That wasnt us, Billy said. But I know where it is. I can get it.

I think you’d be wise to.

Billy looked around. He started to go over the side railing but it was just too high and the small trees and the weeds on the other side of it would likely scrape him up good.

I wouldnt do that if I was you, the man said. Billy looked back up and saw that the man was pointing a gun at him now.

Well I cant get this dryer up by myself, Billy said.

I reckon not, the man said. Get on the back end and I’ll pull from this side.

Billy climbed over the dryer as carefully as he could and then he waited for the man to come down. Once he got down to where the dryer was the man put his gun in the waist of his jeans and then he grabbed the sides of the dryer.

You ready? he said.

Yessir, said Billy.

They both lifted: Billy pushed up from his end and the man backstepped until they were up the stairs now and on the porch and then inside the front door.

The two of them went inside and then into the laundryroom where they put the dryer back next to the washer.

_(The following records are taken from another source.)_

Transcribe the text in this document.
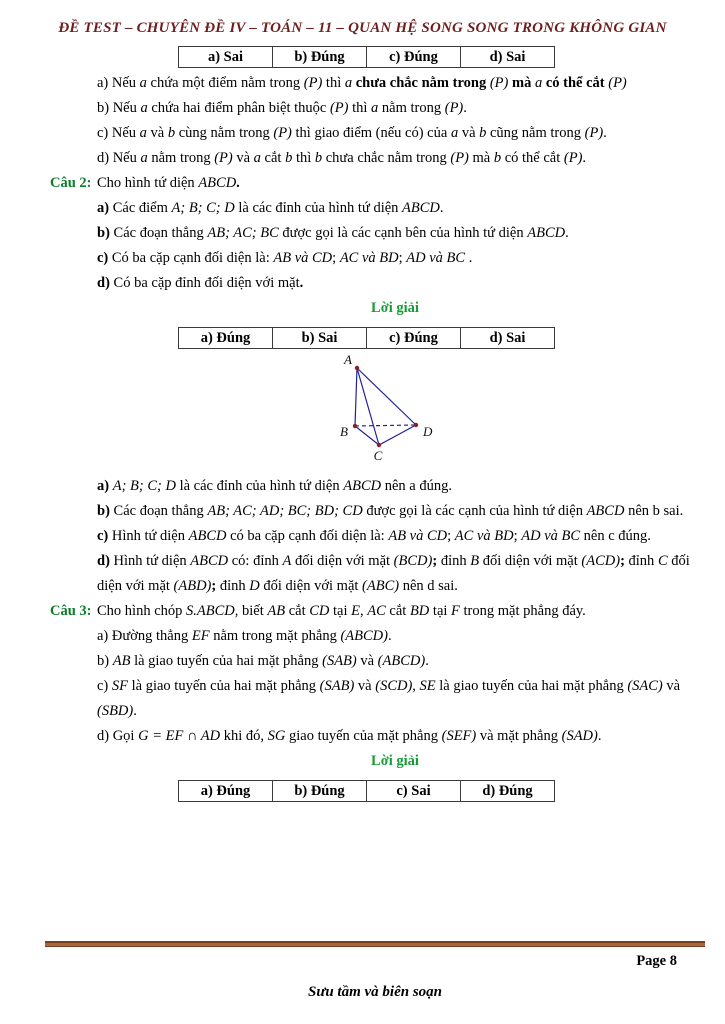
ĐỀ TEST – CHUYÊN ĐỀ IV – TOÁN – 11 – QUAN HỆ SONG SONG TRONG KHÔNG GIAN
a) Sai	b) Đúng	c) Đúng	d) Sai

a) Nếu a chứa một điểm nằm trong (P) thì a chưa chắc nằm trong (P) mà a có thể cắt (P)

b) Nếu a chứa hai điểm phân biệt thuộc (P) thì a nằm trong (P).

c) Nếu a và b cùng nằm trong (P) thì giao điểm (nếu có) của a và b cũng nằm trong (P).

d) Nếu a nằm trong (P) và a cắt b thì b chưa chắc nằm trong (P) mà b có thể cắt (P).

Câu 2: Cho hình tứ diện ABCD.

a) Các điểm A; B; C; D là các đỉnh của hình tứ diện ABCD.

b) Các đoạn thẳng AB; AC; BC được gọi là các cạnh bên của hình tứ diện ABCD.

c) Có ba cặp cạnh đối diện là: AB và CD; AC và BD; AD và BC .

d) Có ba cặp đỉnh đối diện với mặt.

Lời giải
a) Đúng	b) Sai	c) Đúng	d) Sai
A
B
C
D

a) A; B; C; D là các đỉnh của hình tứ diện ABCD nên a đúng.

b) Các đoạn thẳng AB; AC; AD; BC; BD; CD được gọi là các cạnh của hình tứ diện ABCD nên b sai.

c) Hình tứ diện ABCD có ba cặp cạnh đối diện là: AB và CD; AC và BD; AD và BC nên c đúng.

d) Hình tứ diện ABCD có: đỉnh A đối diện với mặt (BCD); đỉnh B đối diện với mặt (ACD); đỉnh C đối diện với mặt (ABD); đỉnh D đối diện với mặt (ABC) nên d sai.

Câu 3: Cho hình chóp S.ABCD, biết AB cắt CD tại E, AC cắt BD tại F trong mặt phẳng đáy.

a) Đường thẳng EF nằm trong mặt phẳng (ABCD).

b) AB là giao tuyến của hai mặt phẳng (SAB) và (ABCD).

c) SF là giao tuyến của hai mặt phẳng (SAB) và (SCD), SE là giao tuyến của hai mặt phẳng (SAC) và (SBD).

d) Gọi G = EF ∩ AD khi đó, SG giao tuyến của mặt phẳng (SEF) và mặt phẳng (SAD).

Lời giải
a) Đúng	b) Đúng	c) Sai	d) Đúng
Page 8
Sưu tầm và biên soạn
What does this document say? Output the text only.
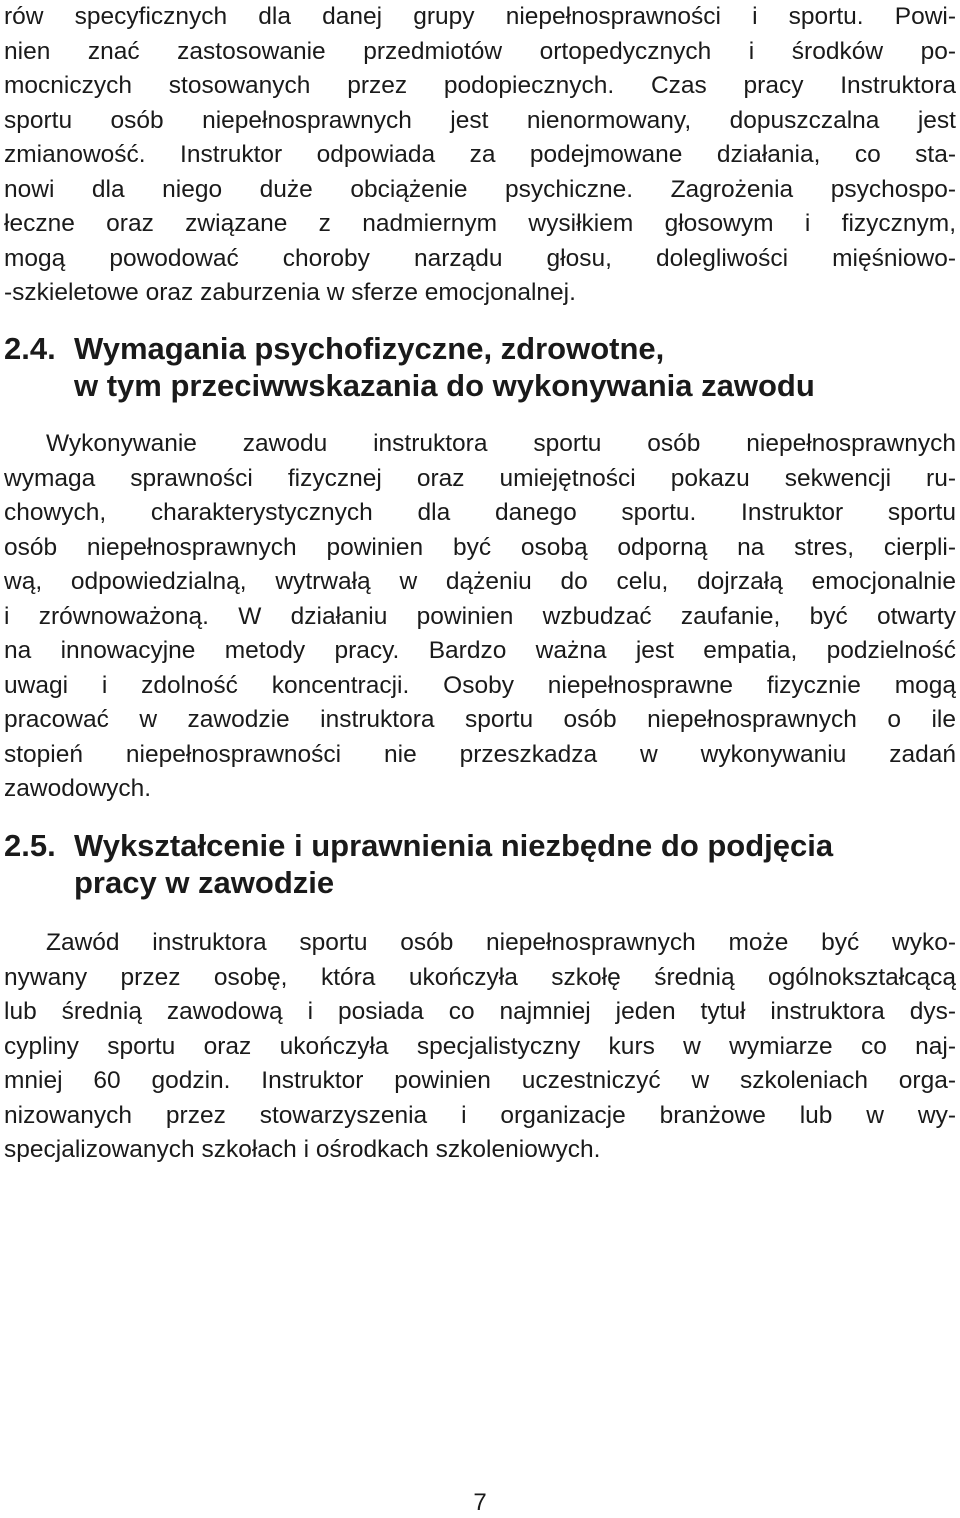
rów specyficznych dla danej grupy niepełnosprawności i sportu. Powi-
nien znać zastosowanie przedmiotów ortopedycznych i środków po-
mocniczych stosowanych przez podopiecznych. Czas pracy Instruktora
sportu osób niepełnosprawnych jest nienormowany, dopuszczalna jest
zmianowość. Instruktor odpowiada za podejmowane działania, co sta-
nowi dla niego duże obciążenie psychiczne. Zagrożenia psychospo-
łeczne oraz związane z nadmiernym wysiłkiem głosowym i fizycznym,
mogą powodować choroby narządu głosu, dolegliwości mięśniowo-
-szkieletowe oraz zaburzenia w sferze emocjonalnej.
2.4. Wymagania psychofizyczne, zdrowotne,
w tym przeciwwskazania do wykonywania zawodu
Wykonywanie zawodu instruktora sportu osób niepełnosprawnych
wymaga sprawności fizycznej oraz umiejętności pokazu sekwencji ru-
chowych, charakterystycznych dla danego sportu. Instruktor sportu
osób niepełnosprawnych powinien być osobą odporną na stres, cierpli-
wą, odpowiedzialną, wytrwałą w dążeniu do celu, dojrzałą emocjonalnie
i zrównoważoną. W działaniu powinien wzbudzać zaufanie, być otwarty
na innowacyjne metody pracy. Bardzo ważna jest empatia, podzielność
uwagi i zdolność koncentracji. Osoby niepełnosprawne fizycznie mogą
pracować w zawodzie instruktora sportu osób niepełnosprawnych o ile
stopień niepełnosprawności nie przeszkadza w wykonywaniu zadań
zawodowych.
2.5. Wykształcenie i uprawnienia niezbędne do podjęcia
pracy w zawodzie
Zawód instruktora sportu osób niepełnosprawnych może być wyko-
nywany przez osobę, która ukończyła szkołę średnią ogólnokształcącą
lub średnią zawodową i posiada co najmniej jeden tytuł instruktora dys-
cypliny sportu oraz ukończyła specjalistyczny kurs w wymiarze co naj-
mniej 60 godzin. Instruktor powinien uczestniczyć w szkoleniach orga-
nizowanych przez stowarzyszenia i organizacje branżowe lub w wy-
specjalizowanych szkołach i ośrodkach szkoleniowych.
7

Dont worry about pluggin it back in, the man said. I aint got no lights hooked up in here anyway so I cant even use it.

Billy started out of the room.

You want your flashlights?

Oh, said Billy. Thanks.

The man handed the flashlights to Billy and then he grabbed the boy’s wrist as Billy took the flashlights.

I’m Euwell, he said. Dont forget that I’m the one you was stealin from.

I wont, the boy said.

Turn on one of them flashlights and look at my face.

Billy did this.

In the white oblong of light Billy could now see this man’s face: it was gaunt and contorted. His cheekbones seemed to gouge through his flesh and cast dark shadows on his jaw and under his bulging dark eyes. The scant teeth he had were gray in the beam of light that Billy held on him as if in chiaroscuro now.

Remember this face, Euwell said. And remember it good.

Yessir. I will.

This will be the face that will come lookin for you if you dont bring back the rest of my things.

Okay, Billy said. Then he clicked off the flashlight. They were cast in darkness now.

The boy walked out of the room and then the house. Then he ran down the stairs and into the dark until he was far enough to see his brother’s truck idling at the end of the road.

Are you all right? Darryl said when Billy got in the truck.

Yeah. Thanks for runnin out on me.

You said no one was there.

There wasnt. I dont know who that guy was.

What did he want?

Nothin. He just wants his stuff back.

What stuff?

The things me and Travis and them took the other night.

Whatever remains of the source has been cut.